An ahead-of-its-time (1830s) analysis of oppression.

Sarmiento analizes in this book the oppressive political regime that Juan Manuel de Rosas impossed over the Province of Buenos Aires during the first years of the independent-from-Spanish-rule Argentine Republic (then Confederation). He writes this book in his Chilean exile and publishes it by means of short articles in a prestigous Chilean newspaper during the 1830s and 1840s. In this book, a classic of early Latin American History and Literature, Sarmiento *deconstructs*, to abuse of modern terminology, the life and works of Facundo Quiroga, a tyrant of the inland provinces of Argentina, so that we can better understand the true extent, the true abomination being carried out by the other despot, Rosas, in a Buenos Aires proud of its European heritage. Sarmiento describes the way of life -highly influenced by late Spanish colonial tradition- and the almost unreal landscape of the Argentine Pampas (plains). In that landscape and traditions is born Quiroga, the wild gaucho who is to terrify its own people when he becomes an adult. Sarmiento analizes the society's pathologies that make possible for Quiroga to become the head of a tyrannical regime.

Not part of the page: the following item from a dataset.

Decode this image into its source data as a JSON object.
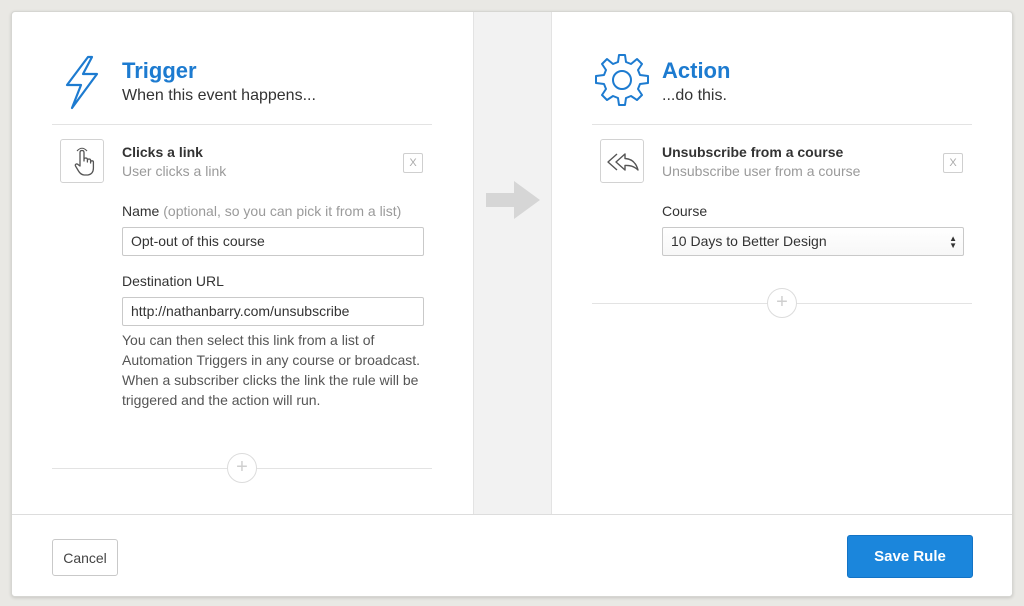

His method to approach Rosas via Quiroga is, I believe, very effective. Now it is easier to understand how Rosas regime can become a reality on New World soil just a decade after Independence. Rosas, born in a rich family of *hacendados* with strong Spanish tradition and with landholdings close to Buenos Aires of the 1820s, shares with Quiroga an explosive combination of hate for anything that reminds him of his incivility with an appeal that the isolated people of the Pampas can not resist, the appeal of a man who is the best horse-rider, the best knife-fighter and the best friend of the gaucho. Nothing reminds Rosas more of his rudeness than nearby booming Buenos Aires. The rest of the book lists the atrocities, offensive to any civilized person, commited by Rosas once he gains by mean of terrorist practice the *sum of power* over the city; Sarmiento also discusses what freedom means for a society and for the individuals. Summarizing, this book, which paved the way to a more democratic Argentina, is an example of the power of words to fight oppression, and a *manual* to detect before-it-is-too-late the dangers that keep assaulting democratic life in any society at any time.